Silent Applause . . .

Silent Applause . . . 150 150 Ben Coker

Silent Applause . . .

My friend Peter Thomson has a saying – “Money is the silent applause for a job well done”.

What does this mean?

I believe it’s an enlightened way of looking at money and how we use it.

Instead of believing we have to have money in order to ‘pay’ for the things we want and seeing ‘having to part with our hard earned cash’ as some sort of penalty for obtaining the basic needs of life or the additional ‘upgrades’ we desire, this way of looking at money is an expression of appreciation for the provision of those things from someone else.

So when you and I pay our phone bill it’s not a ‘cost’ or a ‘penalty’ but an appreciation for the service provided by the phone company. And of course, if we’re not happy the ‘job has been well done’ then you and I always have the option to change our phone provider.

This feeling money is essential to our lives, or our lives are dominated by the need to obtain money to get the things we want isn’t helped by the way most people obtain money.

Most people ‘work for a living’. Most people give up their time (something which can never be recovered) in exchange for a wage or salary – money.

The odd thing is most people aren’t paid so much for what they do, but for the time they spend doing it.

Some people are paid for the quality of their work or for the volume of product they produce, but this is not the norm and by some people it is even considered, to say the least, ‘unfair’.

The focus at most levels of society is on the ‘hours’ people spend ‘at work’ rather than doing the things they were actually employed to do. You and I live in a ‘time for money’ culture even though, if you are reading this, you probably don’t subscribe to that philosophy.

Because the majority of people have to sacrifice their time so they can obtain the money required to purchase the things they need or desire, their emotions become attached to money itself rather than the bargain they’ve made to give up some of their life time doing things they possibly don’t really want to do in order to spend the rest of their life time doing stuff they really do want to do.

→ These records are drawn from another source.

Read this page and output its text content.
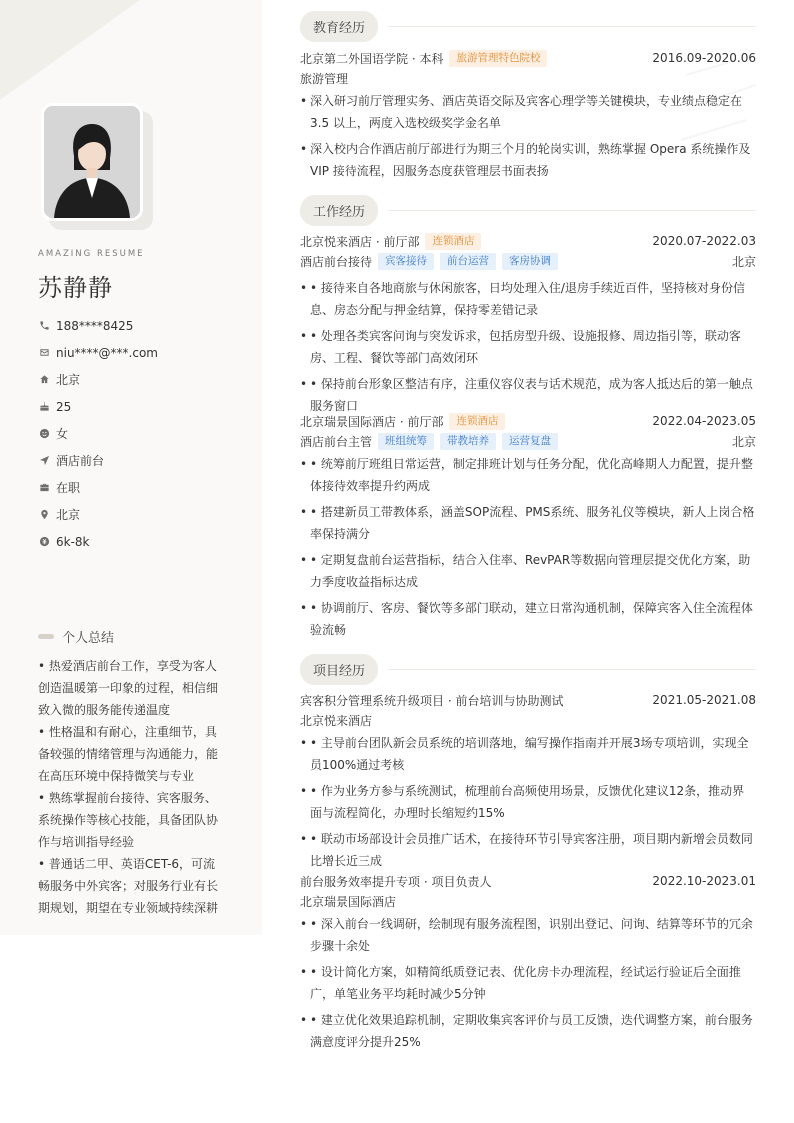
AMAZING RESUME
苏静静
188****8425
niu****@***.com
北京
25
女
酒店前台
在职
北京
6k-8k
个人总结

• 热爱酒店前台工作，享受为客人创造温暖第一印象的过程，相信细致入微的服务能传递温度

• 性格温和有耐心，注重细节，具备较强的情绪管理与沟通能力，能在高压环境中保持微笑与专业

• 熟练掌握前台接待、宾客服务、系统操作等核心技能，具备团队协作与培训指导经验

• 普通话二甲、英语CET-6，可流畅服务中外宾客；对服务行业有长期规划，期望在专业领域持续深耕

教育经历
北京第二外国语学院 · 本科	旅游管理特色院校	2016.09-2020.06
旅游管理
• 深入研习前厅管理实务、酒店英语交际及宾客心理学等关键模块，专业绩点稳定在 3.5 以上，两度入选校级奖学金名单
• 深入校内合作酒店前厅部进行为期三个月的轮岗实训，熟练掌握 Opera 系统操作及 VIP 接待流程，因服务态度获管理层书面表扬
工作经历
北京悦来酒店 · 前厅部	连锁酒店	2020.07-2022.03
酒店前台接待	宾客接待	前台运营	客房协调	北京
• • 接待来自各地商旅与休闲旅客，日均处理入住/退房手续近百件，坚持核对身份信息、房态分配与押金结算，保持零差错记录
• • 处理各类宾客问询与突发诉求，包括房型升级、设施报修、周边指引等，联动客房、工程、餐饮等部门高效闭环
• • 保持前台形象区整洁有序，注重仪容仪表与话术规范，成为客人抵达后的第一触点服务窗口
北京瑞景国际酒店 · 前厅部	连锁酒店	2022.04-2023.05
酒店前台主管	班组统筹	带教培养	运营复盘	北京
• • 统筹前厅班组日常运营，制定排班计划与任务分配，优化高峰期人力配置，提升整体接待效率提升约两成
• • 搭建新员工带教体系，涵盖SOP流程、PMS系统、服务礼仪等模块，新人上岗合格率保持满分
• • 定期复盘前台运营指标，结合入住率、RevPAR等数据向管理层提交优化方案，助力季度收益指标达成
• • 协调前厅、客房、餐饮等多部门联动，建立日常沟通机制，保障宾客入住全流程体验流畅
项目经历
宾客积分管理系统升级项目 · 前台培训与协助测试	2021.05-2021.08
北京悦来酒店
• • 主导前台团队新会员系统的培训落地，编写操作指南并开展3场专项培训，实现全员100%通过考核
• • 作为业务方参与系统测试，梳理前台高频使用场景，反馈优化建议12条，推动界面与流程简化，办理时长缩短约15%
• • 联动市场部设计会员推广话术，在接待环节引导宾客注册，项目期内新增会员数同比增长近三成
前台服务效率提升专项 · 项目负责人	2022.10-2023.01
北京瑞景国际酒店
• • 深入前台一线调研，绘制现有服务流程图，识别出登记、问询、结算等环节的冗余步骤十余处
• • 设计简化方案，如精简纸质登记表、优化房卡办理流程，经试运行验证后全面推广，单笔业务平均耗时减少5分钟
• • 建立优化效果追踪机制，定期收集宾客评价与员工反馈，迭代调整方案，前台服务满意度评分提升25%
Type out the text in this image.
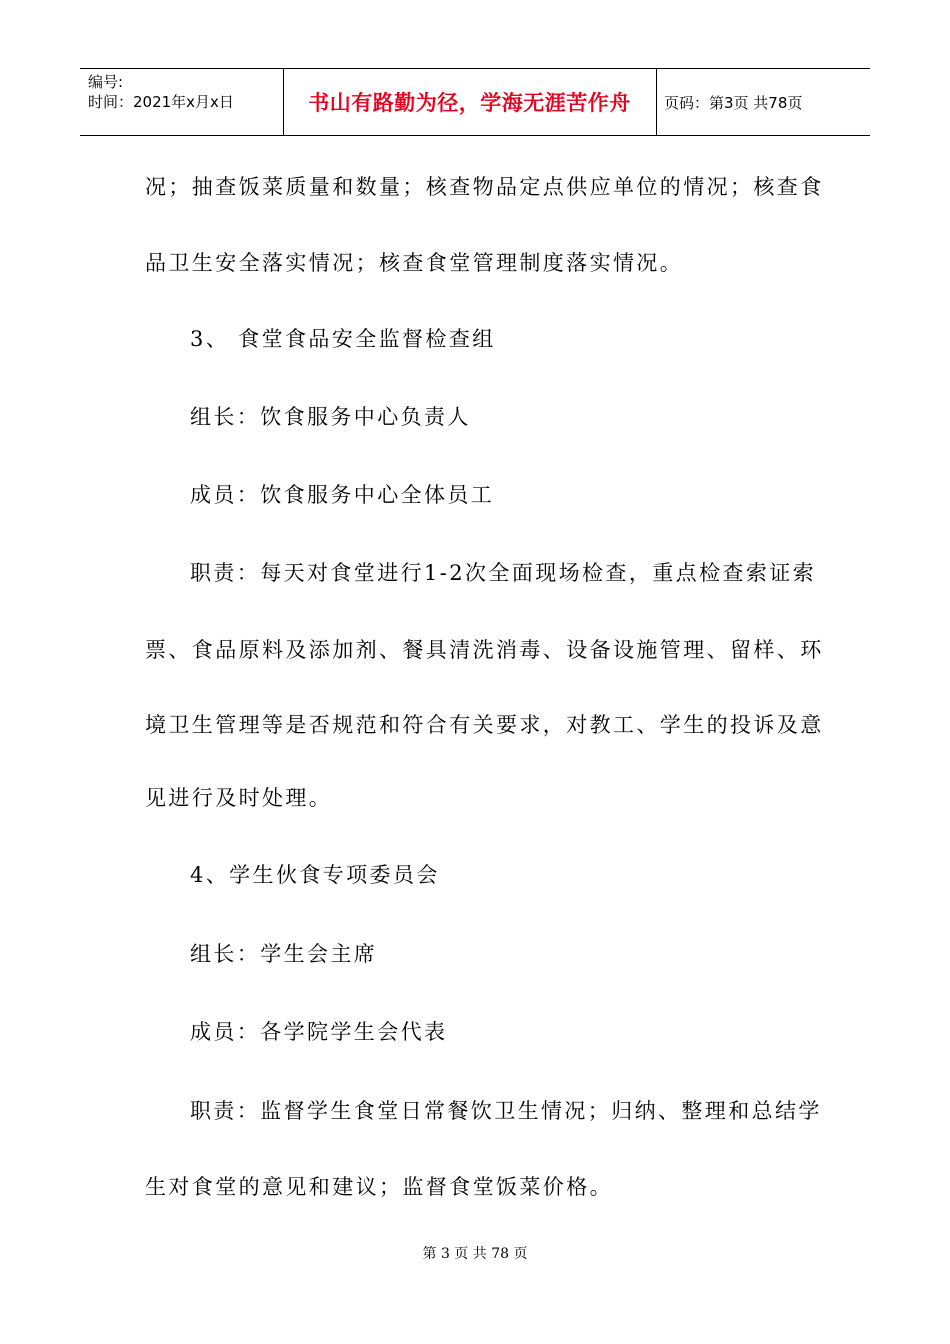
编号:
时间：2021年x月x日	书山有路勤为径，学海无涯苦作舟	页码：第3页 共78页
况；抽查饭菜质量和数量；核查物品定点供应单位的情况；核查食
品卫生安全落实情况；核查食堂管理制度落实情况。
3、 食堂食品安全监督检查组
组长：饮食服务中心负责人
成员：饮食服务中心全体员工
职责：每天对食堂进行1-2次全面现场检查，重点检查索证索
票、食品原料及添加剂、餐具清洗消毒、设备设施管理、留样、环
境卫生管理等是否规范和符合有关要求，对教工、学生的投诉及意
见进行及时处理。
4、学生伙食专项委员会
组长：学生会主席
成员：各学院学生会代表
职责：监督学生食堂日常餐饮卫生情况；归纳、整理和总结学
生对食堂的意见和建议；监督食堂饭菜价格。
第 3 页 共 78 页
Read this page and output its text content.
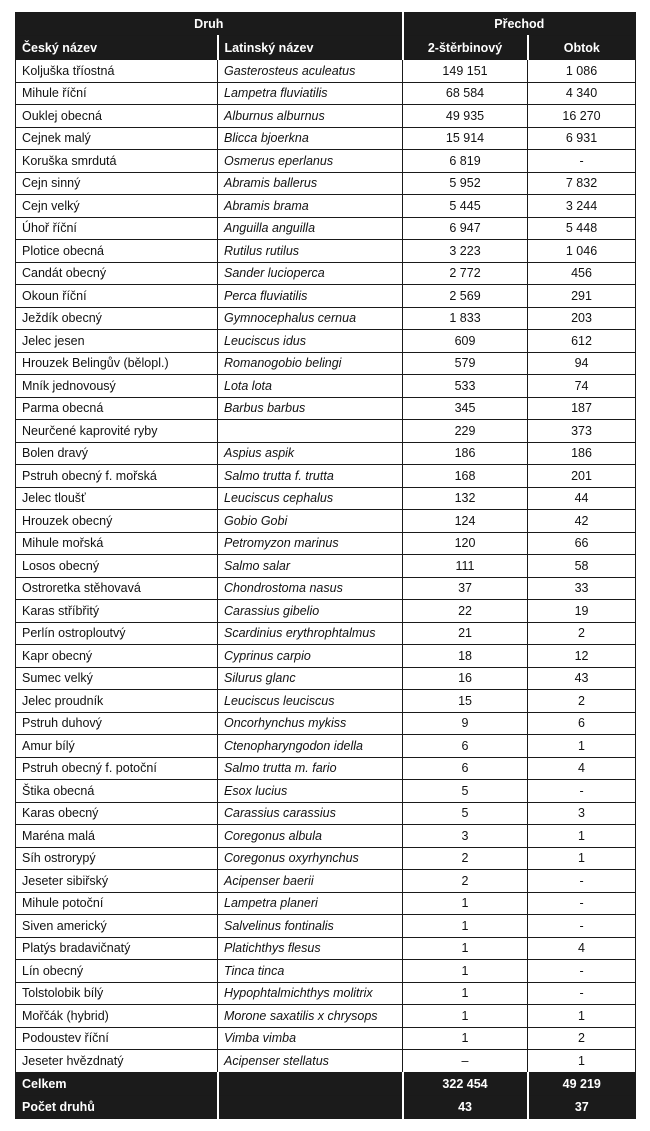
Druh		Přechod	
Český název	Latinský název	2-štěrbinový	Obtok
Koljuška tříostná	Gasterosteus aculeatus	149 151	1 086
Mihule říční	Lampetra fluviatilis	68 584	4 340
Ouklej obecná	Alburnus alburnus	49 935	16 270
Cejnek malý	Blicca bjoerkna	15 914	6 931
Koruška smrdutá	Osmerus eperlanus	6 819	-
Cejn sinný	Abramis ballerus	5 952	7 832
Cejn velký	Abramis brama	5 445	3 244
Úhoř říční	Anguilla anguilla	6 947	5 448
Plotice obecná	Rutilus rutilus	3 223	1 046
Candát obecný	Sander lucioperca	2 772	456
Okoun říční	Perca fluviatilis	2 569	291
Ježdík obecný	Gymnocephalus cernua	1 833	203
Jelec jesen	Leuciscus idus	609	612
Hrouzek Belingův (bělopl.)	Romanogobio belingi	579	94
Mník jednovousý	Lota lota	533	74
Parma obecná	Barbus barbus	345	187
Neurčené kaprovité ryby		229	373
Bolen dravý	Aspius aspik	186	186
Pstruh obecný f. mořská	Salmo trutta f. trutta	168	201
Jelec tloušť	Leuciscus cephalus	132	44
Hrouzek obecný	Gobio Gobi	124	42
Mihule mořská	Petromyzon marinus	120	66
Losos obecný	Salmo salar	111	58
Ostroretka stěhovavá	Chondrostoma nasus	37	33
Karas stříbřitý	Carassius gibelio	22	19
Perlín ostroploutvý	Scardinius erythrophtalmus	21	2
Kapr obecný	Cyprinus carpio	18	12
Sumec velký	Silurus glanc	16	43
Jelec proudník	Leuciscus leuciscus	15	2
Pstruh duhový	Oncorhynchus mykiss	9	6
Amur bílý	Ctenopharyngodon idella	6	1
Pstruh obecný f. potoční	Salmo trutta m. fario	6	4
Štika obecná	Esox lucius	5	-
Karas obecný	Carassius carassius	5	3
Maréna malá	Coregonus albula	3	1
Síh ostrorypý	Coregonus oxyrhynchus	2	1
Jeseter sibiřský	Acipenser baerii	2	-
Mihule potoční	Lampetra planeri	1	-
Siven americký	Salvelinus fontinalis	1	-
Platýs bradavičnatý	Platichthys flesus	1	4
Lín obecný	Tinca tinca	1	-
Tolstolobik bílý	Hypophtalmichthys molitrix	1	-
Mořčák (hybrid)	Morone saxatilis x chrysops	1	1
Podoustev říční	Vimba vimba	1	2
Jeseter hvězdnatý	Acipenser stellatus	–	1
Celkem		322 454	49 219
Počet druhů		43	37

There is also a great need for some people to accumulate money ‘just in case’. Money then becomes and end in itself.

But the thing is, money itself has no use whatever, you and I cannot eat money, we can’t use it to keep ourselves warm and we can’t use it to travel in. This is even more true these days when money in tangible form is rapidly ceasing to exist.

Most ‘money’ is virtual. It’s a ‘balance’ in an ‘account’ of some sort. You and I rarely carry around more than a very small amount of tangible money.

People give money an emotional value. They talk about being ‘rich’ or ‘poor’ in relation to their access to money but in reality, this emotional attachment is about them, not money, because money is entirely neutral.

Even when people ‘owe money’ or are ‘owed’ it, it’s not about the money, but more perhaps about whether the ‘job’ was ‘well done’ or not, or even about our opinion as to whether the ‘silent applause’ was loud enough!

Money only ever does one thing, and this is the fundamental reason why you and I use it. It circulates.

Money moves from one person to another (usually virtually) ideally (but not usually!) as ‘silent applause for a job well done’.

The circulation however is never ‘smooth’. You and I don’t all have the same access to the same amounts of money at the same time. It’s extremely rare for the same amount of money to go out of our ‘accounts’ every day, week or month as the amount coming in.

There are peaks and troughs and at any given time very few people have exactly the same amounts flowing into and out of their accounts.

Some claim this is ‘unfair’ and all money should be distributed ‘equally’, but the result of that would be, think about it, everything grinding to a halt.

Like blood, money has to circulate around the world’s economies and between individuals.

If it didn’t, everything would stagnate, fall over and expire. Circulation of money, like blood, is key to our survival, as individuals and as humanity.

I’m afraid that Gene Roddenberry’s theory in Star Trek of a society without money just doesn’t stand up. Pity.

Again, like blood, the more easily money flows around the fitter and more active we become. We can do without any blockages in the circulatory system or any slowing down of the flow.

I’m off to boost my circulation, how about you?